Q: I'm trying to declare a pointer and allocate some space for it, but it's not working. What's wrong with this code? char *p;*p = malloc(10);
A: The pointer you declared is p, not *p. When you're manipulating the pointer itself (for example when you're setting it to make it point somewhere), you just use the name of the pointer:
               p = malloc(10);
It's when you're manipulating the pointed-to memory that you use * as an indirection operator:
               *p = 'H';
(It's easy to make the mistake shown in the question, though, because if you had used the malloc call as an initializer in the declaration of a local variable, it would have looked like this:
               char *p = malloc(10);
When you break an initialized pointer declaration up into a declaration and a later assignment, you have to remember to remove the *.)
In summary, in an expression, p is the pointer and *p is what it points to (a char, in this example).

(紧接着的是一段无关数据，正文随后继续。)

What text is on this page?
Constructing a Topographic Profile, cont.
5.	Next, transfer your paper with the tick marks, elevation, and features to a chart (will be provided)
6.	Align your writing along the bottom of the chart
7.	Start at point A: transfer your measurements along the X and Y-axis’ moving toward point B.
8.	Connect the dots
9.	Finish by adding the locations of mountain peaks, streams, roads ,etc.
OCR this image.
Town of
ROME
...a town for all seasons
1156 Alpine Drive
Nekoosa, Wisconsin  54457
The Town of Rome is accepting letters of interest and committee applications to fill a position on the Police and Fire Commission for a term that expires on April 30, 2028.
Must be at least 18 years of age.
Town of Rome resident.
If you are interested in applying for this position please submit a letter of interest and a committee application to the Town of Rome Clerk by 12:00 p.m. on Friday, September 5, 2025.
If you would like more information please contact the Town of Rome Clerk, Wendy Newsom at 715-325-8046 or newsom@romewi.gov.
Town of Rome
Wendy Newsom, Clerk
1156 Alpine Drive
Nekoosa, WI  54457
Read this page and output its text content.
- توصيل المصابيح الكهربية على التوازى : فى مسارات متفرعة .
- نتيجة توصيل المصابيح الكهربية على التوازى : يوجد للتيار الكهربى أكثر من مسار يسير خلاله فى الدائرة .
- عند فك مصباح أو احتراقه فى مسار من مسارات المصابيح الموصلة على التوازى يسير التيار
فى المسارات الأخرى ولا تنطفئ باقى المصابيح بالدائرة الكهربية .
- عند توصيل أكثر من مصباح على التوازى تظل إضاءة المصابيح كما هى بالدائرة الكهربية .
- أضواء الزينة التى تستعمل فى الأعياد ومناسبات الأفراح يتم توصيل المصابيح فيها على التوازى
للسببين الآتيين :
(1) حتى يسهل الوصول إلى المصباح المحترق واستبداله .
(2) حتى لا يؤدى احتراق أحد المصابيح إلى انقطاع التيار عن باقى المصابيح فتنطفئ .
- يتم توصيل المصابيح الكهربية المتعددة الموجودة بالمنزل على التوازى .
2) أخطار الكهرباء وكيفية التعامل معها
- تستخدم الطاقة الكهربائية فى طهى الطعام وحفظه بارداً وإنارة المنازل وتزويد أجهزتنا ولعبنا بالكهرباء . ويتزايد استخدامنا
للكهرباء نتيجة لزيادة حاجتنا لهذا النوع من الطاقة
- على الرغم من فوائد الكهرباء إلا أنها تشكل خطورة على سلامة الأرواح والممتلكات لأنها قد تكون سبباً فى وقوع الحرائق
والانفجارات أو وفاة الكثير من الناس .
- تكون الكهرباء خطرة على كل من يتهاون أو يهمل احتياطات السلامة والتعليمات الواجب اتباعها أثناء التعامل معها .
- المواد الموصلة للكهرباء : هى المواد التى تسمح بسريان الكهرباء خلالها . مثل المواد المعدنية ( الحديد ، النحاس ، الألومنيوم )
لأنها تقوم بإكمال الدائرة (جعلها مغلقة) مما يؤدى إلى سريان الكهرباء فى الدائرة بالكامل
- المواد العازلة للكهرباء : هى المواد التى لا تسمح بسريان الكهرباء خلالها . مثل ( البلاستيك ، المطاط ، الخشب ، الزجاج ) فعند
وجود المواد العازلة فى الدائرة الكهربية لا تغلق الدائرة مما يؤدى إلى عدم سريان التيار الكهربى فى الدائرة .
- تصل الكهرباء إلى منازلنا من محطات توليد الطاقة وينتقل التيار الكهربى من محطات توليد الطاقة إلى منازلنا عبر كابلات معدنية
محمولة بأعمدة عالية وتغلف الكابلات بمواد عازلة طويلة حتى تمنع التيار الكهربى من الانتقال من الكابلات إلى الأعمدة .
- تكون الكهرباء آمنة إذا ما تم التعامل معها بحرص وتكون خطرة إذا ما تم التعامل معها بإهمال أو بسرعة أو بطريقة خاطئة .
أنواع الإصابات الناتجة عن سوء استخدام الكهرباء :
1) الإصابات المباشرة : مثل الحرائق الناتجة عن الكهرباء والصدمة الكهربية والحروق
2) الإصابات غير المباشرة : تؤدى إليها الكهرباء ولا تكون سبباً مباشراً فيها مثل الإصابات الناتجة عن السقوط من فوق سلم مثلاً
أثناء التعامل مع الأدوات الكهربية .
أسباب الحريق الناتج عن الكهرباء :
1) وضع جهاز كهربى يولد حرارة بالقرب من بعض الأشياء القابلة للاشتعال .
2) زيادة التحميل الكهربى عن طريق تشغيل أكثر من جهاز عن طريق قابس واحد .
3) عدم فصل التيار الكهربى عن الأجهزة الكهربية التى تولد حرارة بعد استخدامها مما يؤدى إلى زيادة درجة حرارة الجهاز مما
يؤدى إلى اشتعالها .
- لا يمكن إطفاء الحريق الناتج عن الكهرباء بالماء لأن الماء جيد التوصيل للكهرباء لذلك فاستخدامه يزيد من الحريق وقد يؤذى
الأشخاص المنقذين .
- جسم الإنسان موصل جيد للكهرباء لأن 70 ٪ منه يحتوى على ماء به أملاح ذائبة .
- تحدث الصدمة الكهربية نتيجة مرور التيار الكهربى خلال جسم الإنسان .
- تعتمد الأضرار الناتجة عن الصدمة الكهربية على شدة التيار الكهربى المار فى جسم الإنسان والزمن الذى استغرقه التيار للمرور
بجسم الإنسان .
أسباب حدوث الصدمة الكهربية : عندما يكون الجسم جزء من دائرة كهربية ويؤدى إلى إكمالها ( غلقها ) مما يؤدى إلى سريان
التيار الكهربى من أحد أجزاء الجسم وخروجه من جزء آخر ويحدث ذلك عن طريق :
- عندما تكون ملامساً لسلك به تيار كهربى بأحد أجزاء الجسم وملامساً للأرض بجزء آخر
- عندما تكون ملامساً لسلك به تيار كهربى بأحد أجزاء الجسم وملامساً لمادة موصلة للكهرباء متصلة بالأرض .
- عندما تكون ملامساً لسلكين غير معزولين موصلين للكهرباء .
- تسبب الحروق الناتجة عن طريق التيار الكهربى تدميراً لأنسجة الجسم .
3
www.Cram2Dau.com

See also questions 1.21, 7.1, 7.3c, and 8.3.     

那个谁

问题：我试图去声明一个指针并且为其分配一些空间，但是没有作用。这个代码有什么问题：
       char *p;    *p=malloc(10);
回答：我们声明的指针是p，而不是*p。当你操作指针的时候（例如当你设置，让该指针指向某处的时候），你只要使用指针的名字就可以了：
       p=malloc(10);
当你操作指向某处内存的时候，使用*作为间接运算符：
       *p='H';
（尽管很容易犯问题中所描述的错误，因为如果你已经使用malloc调用来作为一个声明了的局部变量的初始化的时候，本来应该是这样的：
       char *p=malloc(10);
但是当你想将初始化一个声明的指针分开成一个指针声明和一个后面为其分配空间这种形式的时候，你要记住要将*移去。）
总之，在一个表达式里面，p是一个指针，而*p则是你想指向的东西（在这个例子里面是一个字符）。
参考问题1.21、7.1、7.3c和8.3。